Suatu
saat ada Wajib Pajak (WP) tergopoh-gopoh datang ke Kantor Pelayanan Pajak (KPP)
dengan muka sedih bercampur marah. Selama ini dia merasa sudah merasa benar
melakukan kewajiban pajaknya, tetapi ada sebuah surat bernama Surat Tagihan
Pajak (STP) mampir ke rumahnya. Surat itu mengatakan kalau dia harus bayar tagihan
pajak sekian ribu rupiah. Dia kemudian diterima Account Representative (AR) dan
bercerita tentang kasus yang dialaminya. Panjang lebar cerita yang disampaikan
dan AR menyimak dengan seksama. Ternyata oh ternyata dia terlambat menyampaikan
SPT PPh Orang Pribadi karena memang tidak tahu kapan batas waktu penyampaian
SPT sehingga oleh KPP dikenakan sanksi berupa denda. Kasus semacam ini ternyata
sangat lazim dijumpai di seluruh KPP di Indonesia. Akibat ketidaktahuan
terhadap sesuatu harus dibayar dengan mengeluarkan biaya dan tentunya tenaga
ekstra untuk membayar biaya tersebut.
Nah agar kita tidak mengalami kasus
seperti ini nanti kami sampaikan batas waktu pembayaran, penyetoran, dan
pelaporan pajak. Adapun dasarnya adalah Peraturan Menteri Keuangan Nomor
184/PMK.03/2007 tentang PENENTUAN TANGGAL JATUH
TEMPO PEMBAYARAN DAN PENYETORAN PAJAK, PENENTUAN TEMPAT PEMBAYARAN PAJAK, DAN
TATA CARA PEMBAYARAN, PENYETORAN DAN PELAPORAN PAJAK, SERTA TATA CARA
PENGANGSURAN DAN PENUNDAAN PEMBAYARAN PAJAK sebagaimana telah dirubah
dan disempurnakan dengan Peraturan Menteri Keuangan Nomor 80/PMK.03/2010.

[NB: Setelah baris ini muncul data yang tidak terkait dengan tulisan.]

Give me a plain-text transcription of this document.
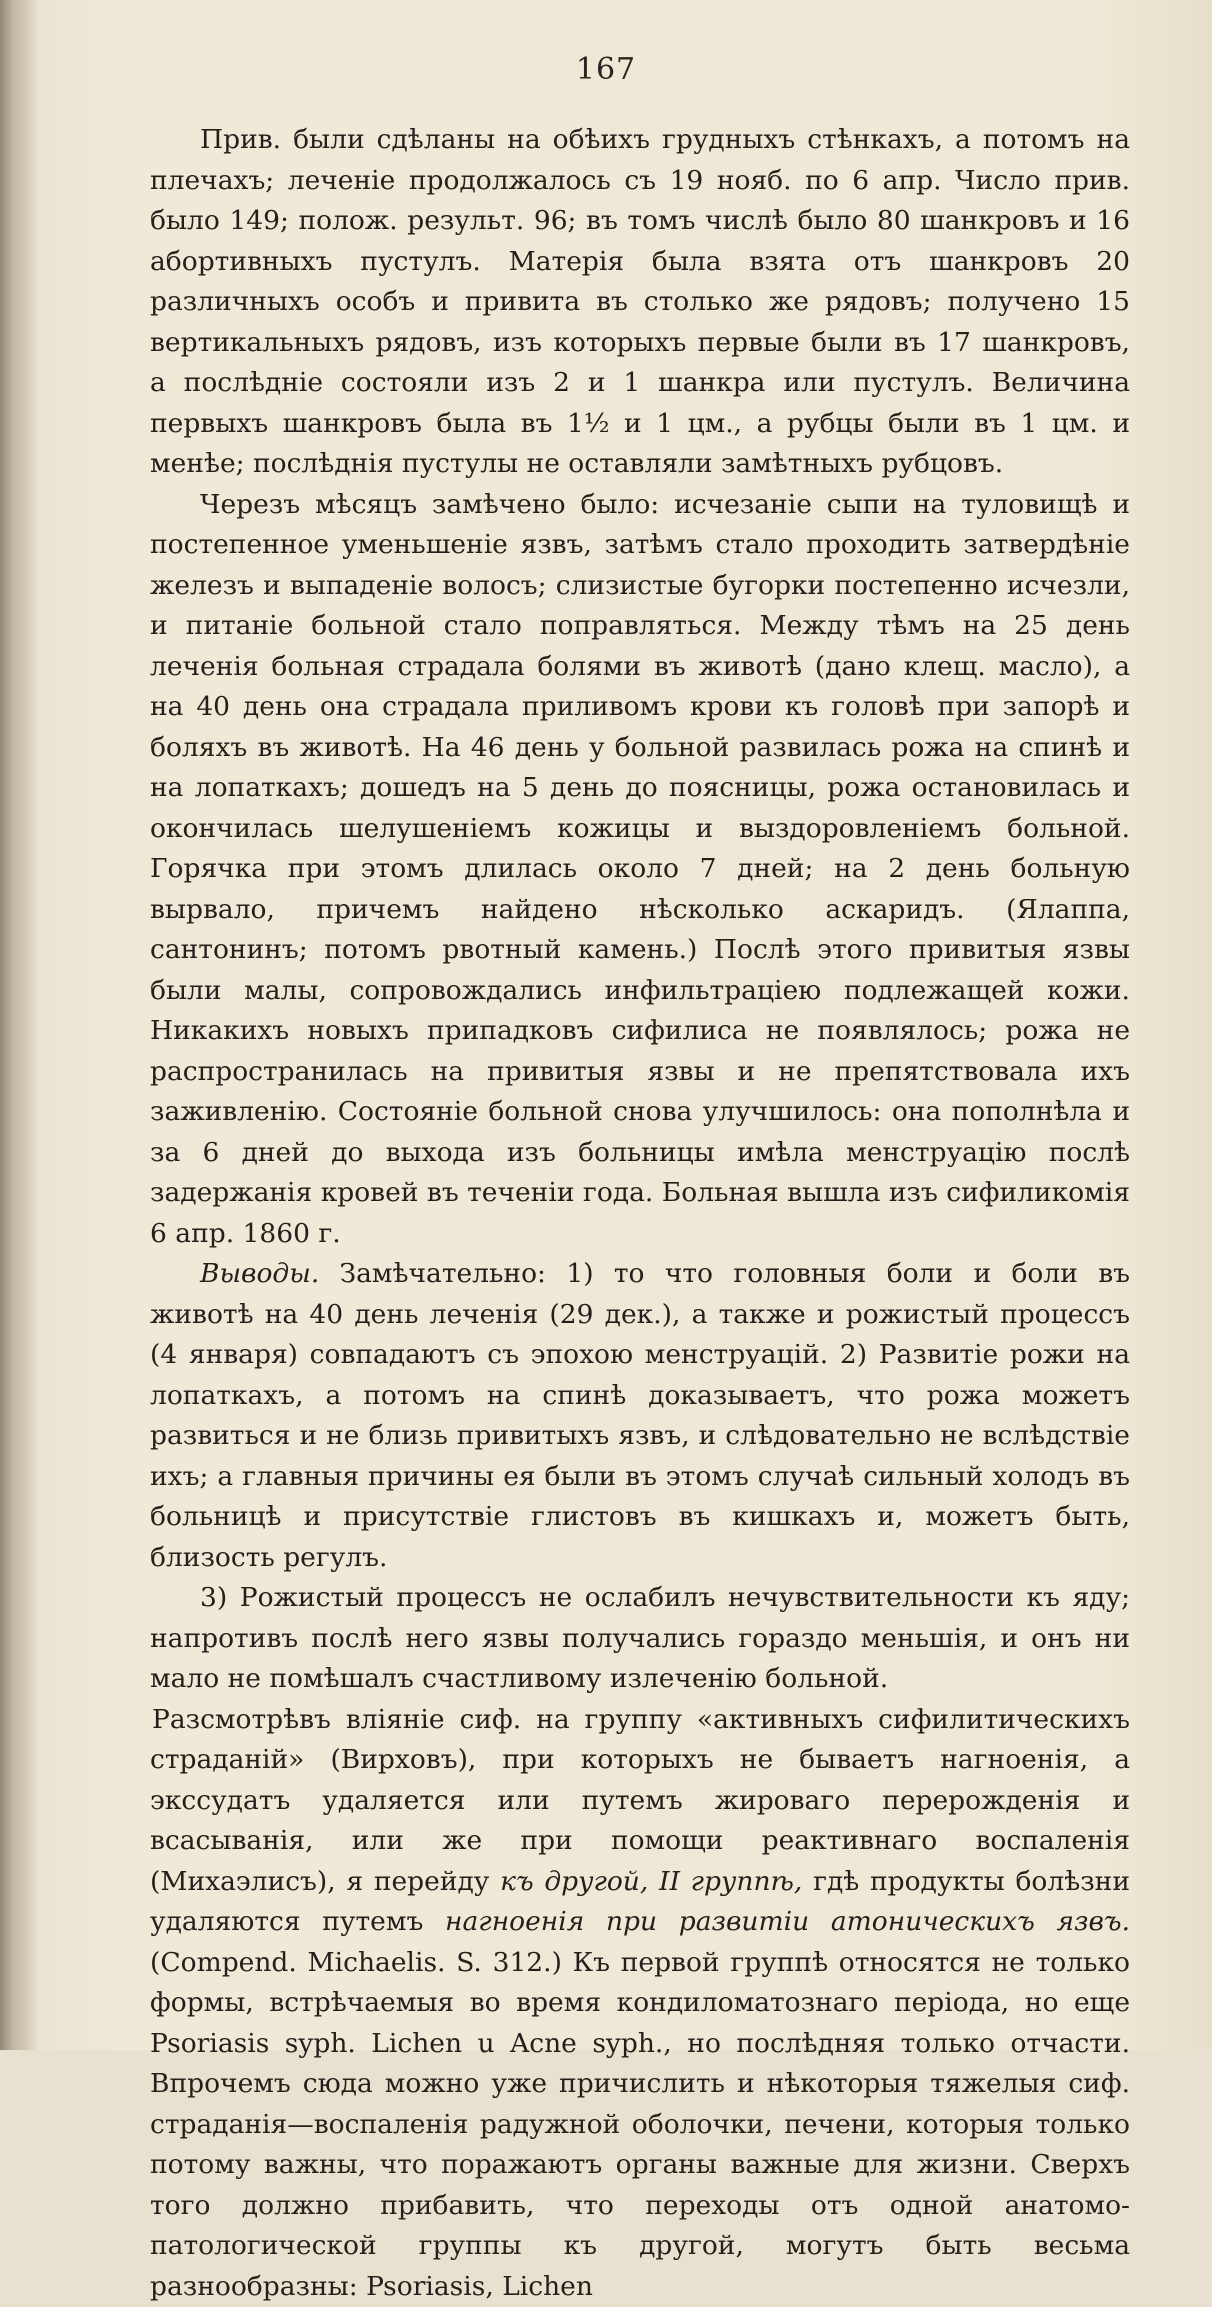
167

Прив. были сдѣланы на обѣихъ грудныхъ стѣнкахъ, а потомъ на плечахъ; леченіе продолжалось съ 19 нояб. по 6 апр. Число прив. было 149; полож. результ. 96; въ томъ числѣ было 80 шанкровъ и 16 абортивныхъ пустулъ. Матерія была взята отъ шанкровъ 20 различныхъ особъ и привита въ столько же рядовъ; получено 15 вертикальныхъ рядовъ, изъ которыхъ первые были въ 17 шанкровъ, а послѣдніе состояли изъ 2 и 1 шанкра или пустулъ. Величина первыхъ шанкровъ была въ 1½ и 1 цм., а рубцы были въ 1 цм. и менѣе; послѣднія пустулы не оставляли замѣтныхъ рубцовъ.

Черезъ мѣсяцъ замѣчено было: исчезаніе сыпи на туловищѣ и постепенное уменьшеніе язвъ, затѣмъ стало проходить затвердѣніе железъ и выпаденіе волосъ; слизистые бугорки постепенно исчезли, и питаніе больной стало поправляться. Между тѣмъ на 25 день леченія больная страдала болями въ животѣ (дано клещ. масло), а на 40 день она страдала приливомъ крови къ головѣ при запорѣ и боляхъ въ животѣ. На 46 день у больной развилась рожа на спинѣ и на лопаткахъ; дошедъ на 5 день до поясницы, рожа остановилась и окончилась шелушеніемъ кожицы и выздоровленіемъ больной. Горячка при этомъ длилась около 7 дней; на 2 день больную вырвало, причемъ найдено нѣсколько аскаридъ. (Ялаппа, сантонинъ; потомъ рвотный камень.) Послѣ этого привитыя язвы были малы, сопровождались инфильтраціею подлежащей кожи. Никакихъ новыхъ припадковъ сифилиса не появлялось; рожа не распространилась на привитыя язвы и не препятствовала ихъ заживленію. Состояніе больной снова улучшилось: она пополнѣла и за 6 дней до выхода изъ больницы имѣла менструацію послѣ задержанія кровей въ теченіи года. Больная вышла изъ сифиликомія 6 апр. 1860 г.

Выводы. Замѣчательно: 1) то что головныя боли и боли въ животѣ на 40 день леченія (29 дек.), а также и рожистый процессъ (4 января) совпадаютъ съ эпохою менструацій. 2) Развитіе рожи на лопаткахъ, а потомъ на спинѣ доказываетъ, что рожа можетъ развиться и не близь привитыхъ язвъ, и слѣдовательно не вслѣдствіе ихъ; а главныя причины ея были въ этомъ случаѣ сильный холодъ въ больницѣ и присутствіе глистовъ въ кишкахъ и, можетъ быть, близость регулъ.

3) Рожистый процессъ не ослабилъ нечувствительности къ яду; напротивъ послѣ него язвы получались гораздо меньшія, и онъ ни мало не помѣшалъ счастливому излеченію больной.

Разсмотрѣвъ вліяніе сиф. на группу «активныхъ сифилитическихъ страданій» (Вирховъ), при которыхъ не бываетъ нагноенія, а экссудатъ удаляется или путемъ жироваго перерожденія и всасыванія, или же при помощи реактивнаго воспаленія (Михаэлисъ), я перейду къ другой, II группѣ, гдѣ продукты болѣзни удаляются путемъ нагноенія при развитіи атоническихъ язвъ. (Compend. Michaelis. S. 312.) Къ первой группѣ относятся не только формы, встрѣчаемыя во время кондиломатознаго періода, но еще Psoriasis syph. Lichen u Acne syph., но послѣдняя только отчасти. Впрочемъ сюда можно уже причислить и нѣкоторыя тяжелыя сиф. страданія—воспаленія радужной оболочки, печени, которыя только потому важны, что поражаютъ органы важные для жизни. Сверхъ того должно прибавить, что переходы отъ одной анатомо-патологической группы къ другой, могутъ быть весьма разнообразны: Psoriasis, Lichen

Di PMK ini menggunakan kata-kata
pembayaran dan penyetoran. Sekilas memang artinya sama. Dan esensinya pun sama
yaitu sama-sama mengeluarkan uang untuk pajak. Di PMK tidak dijelaskan apa beda
dari kedua kata tersebut. Menurut penafsiran kami kata “pembayaran” digunakan
untuk pengeluarkan uang pajak dari kantong sendiri. Kata ini digunakan untuk
jenis pajak PPh Pasal 25 dan PPh Pasal 15 yang dibayar sendiri. Sementara kata “penyetoran”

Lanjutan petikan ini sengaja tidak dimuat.